Tanti sono i giornalisti che si mettono alla sua ricerca, la notizia è ancora “calda” ed è perfetta da spendere per attirare l’attenzione del grande pubblico. Tra questi non manca Jordan McKenna, ex assistente procuratore distrettuale, donna non soddisfatta della propria vita, determinata e decisa, dedita alla ricerca di quei perché che ne hanno influenzato il percorso e adesso reporter a caccia dello scoop del secolo. Peccato però che per lei la donna che appare nella registrazione non sia affatto una persona ignota, anzi, si tratta niente di meno che di Susan Hauptmann, ex militare la cui esistenza è segnata da un rapporto molto conflittuale con il padre e facente parte di quel passato che la protagonista tanto desidera dimenticare e lasciarsi alle spalle. Perché Susan è scomparsa? Perché non se ne hanno più notizie da anni? Qual è il suo ruolo nel passato di Jordan e in quello di suo marito Patrick?

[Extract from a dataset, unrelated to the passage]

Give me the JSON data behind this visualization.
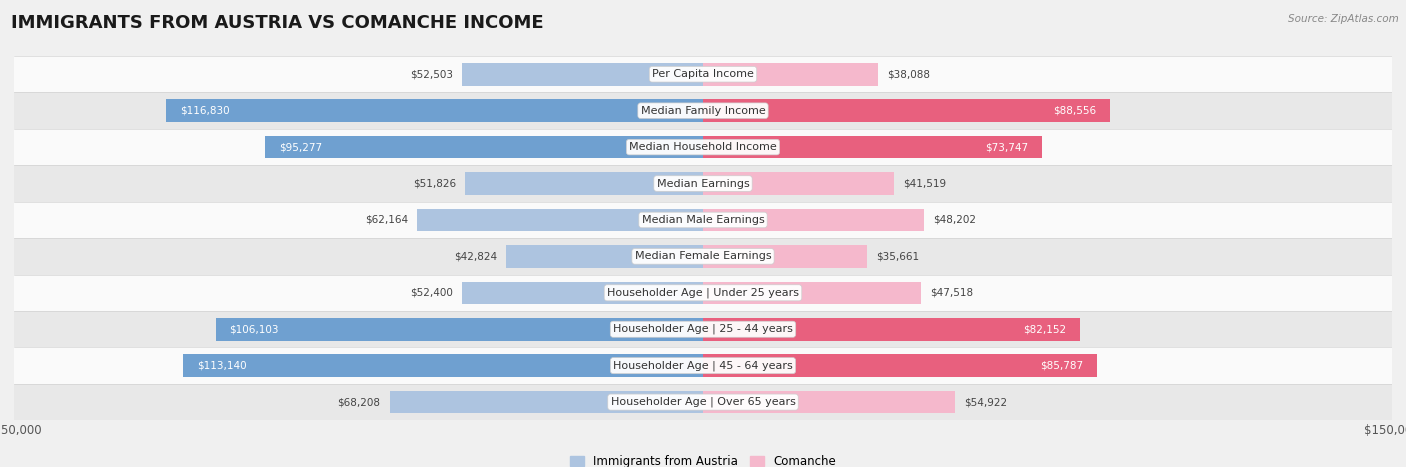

Sin dalle prime battute dell’opera è chiaro e evidente che “L’ultima volta che ti ho vista” tutto è tranne che un thriller. Si tratta infatti di una storia interamente al femminile che non presenta particolari elementi di originalità e dove l’obiettivo principale è quello di concentrare l’attenzione sul chi ci circonda e sul quanto effettivamente lo conosciamo. L’intero intreccio, si fonda, invero, sulla classica persona scomparsa che viene ricordata per caso dall’amica di un tempo e che per questo decide di far riaprire le indagini. A ciò si affianca il canonico poliziotto deluso e scocciato e una serie di misteri e segreti che non sono affatto intriganti, che al contrario cadono nell’ovvio, e che, con la speranza di rendere il libro più tangibile e concreto, vengono alternati a fatti di cronaca e politica facenti parte della nostra storia attuale. Al tutto si sommano prolissità e dettagli spesso superflui nonché l’ennesimo vano tentativo di mescolare i fattori proposti così da indurre il lettore in dubbio su quella che è invece una vicenda banale. A riprova dei fatti abbiamo oltretutto un finale fiacco, intuibile sin dalla prima parte del dattiloscritto, inadeguato e inappagante.
Se deciderete, pertanto, di leggere questo volume, non aspettatevi né colpi di scena, né atti di particolare suspense, né ancora, una struttura narrativa particolarmente solida o una scrittura chissà quanto erudita e geniale, perché in tal caso ne resterete delusi. “L’ultima volta che ti ho vista” non convince, non ha la struttura di un thriller e conferma la tendenza di Alafair Burke a “voler far troppo” a “voler mettere troppo” a discapito di tutto il resto.